Consumers will research on average 3 different models of computers before purchasing one. Why does the real estate correspondent care about computers? I don't. I'm just throwing out some important background information to make my point, like that 96 percent of American consumers compare prices when shopping for anything.
Here's my point: 40 percent of us get just one quote when shopping for a home loan.
"I think it reflects that consumers are still very confused," notes Doug Lebda, CEO of LendingTree, which did the survey. Yes, I know, LendingTree is an online service that helps you shop for loans, but they did it through Harris Interactive, which surveyed over 1,300 homeowners.

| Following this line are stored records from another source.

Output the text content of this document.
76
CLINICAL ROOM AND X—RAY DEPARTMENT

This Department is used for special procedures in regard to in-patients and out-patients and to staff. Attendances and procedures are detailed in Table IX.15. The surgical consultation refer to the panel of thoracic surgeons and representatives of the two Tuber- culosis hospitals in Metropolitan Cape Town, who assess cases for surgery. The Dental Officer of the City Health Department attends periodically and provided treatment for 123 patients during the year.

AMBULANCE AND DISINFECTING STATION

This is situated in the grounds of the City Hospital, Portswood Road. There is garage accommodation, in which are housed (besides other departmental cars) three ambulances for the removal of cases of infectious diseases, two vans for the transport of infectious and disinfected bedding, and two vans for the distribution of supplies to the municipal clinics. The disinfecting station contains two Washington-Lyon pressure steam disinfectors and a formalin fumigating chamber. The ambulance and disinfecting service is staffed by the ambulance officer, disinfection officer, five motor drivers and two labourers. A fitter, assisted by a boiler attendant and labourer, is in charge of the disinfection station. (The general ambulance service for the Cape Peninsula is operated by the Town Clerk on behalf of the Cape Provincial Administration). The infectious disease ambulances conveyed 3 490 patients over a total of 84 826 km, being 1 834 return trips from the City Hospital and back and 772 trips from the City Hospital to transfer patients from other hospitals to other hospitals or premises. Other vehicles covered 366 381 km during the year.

"When you're shopping for a mortgage, there are lots of rates and terms and points and programs being thrown at you," explains Lebda. "You might be almost upside down on your mortgage, you've just gone through two years of great confusion in your financial lives, and so you feel maybe just happy to be getting a deal and to be saving a little money and to be actually qualifying."
Now here's the really ridiculous part: Only 28 percent of the people surveyed said they were confident they got the best deal.
Haven't we all learned our lesson yet in mortgage shopping? Apparently not. How is it that 9 out of 10 surveyed know that mortgage interest rates vary among lenders, but so few chose to find out how much?? I agree with the confusion factor, but I'm not all that sure shopping for a mortgage is any more confusing than shopping for a computer (of course I'm not a 20 or 30-something, so there's that).
There is also likely a large trust issue. Nobody trusts the mortgage market anymore, so many borrowers are likely going to brokers they already know, especially when refinancing, which by the way is the vast majority of mortgage applications these days. They figure that if the knowledgeable broker, who didn't cheat them before, is doing the shopping now, it must be the best rate. Obviously that's not the case. There is a lot of variation in the market today, especially in the market today!
"Volatility in interest rates actually increases the spread and the competition among banks, so you see more variation than you do when rates aren't so volatile," explains Lebda. "The reason for that is that some lenders are very busy, and when lenders are very busy their margins get wider. Other lenders might not be as busy, and just like a retail store, if there's no traffic in the store then they're going to cut price."
You see where I'm going with this. As rates go up, it is ever more crucial to be a bargain shopper, especially if you've got solid credit and either equity in the home you're refinancing or plenty of money to put down on the home you're buying. I don't care how you go about doing it, but just make sure, the same way you will with that new cell phone you're about to buy, that you're getting the best deal.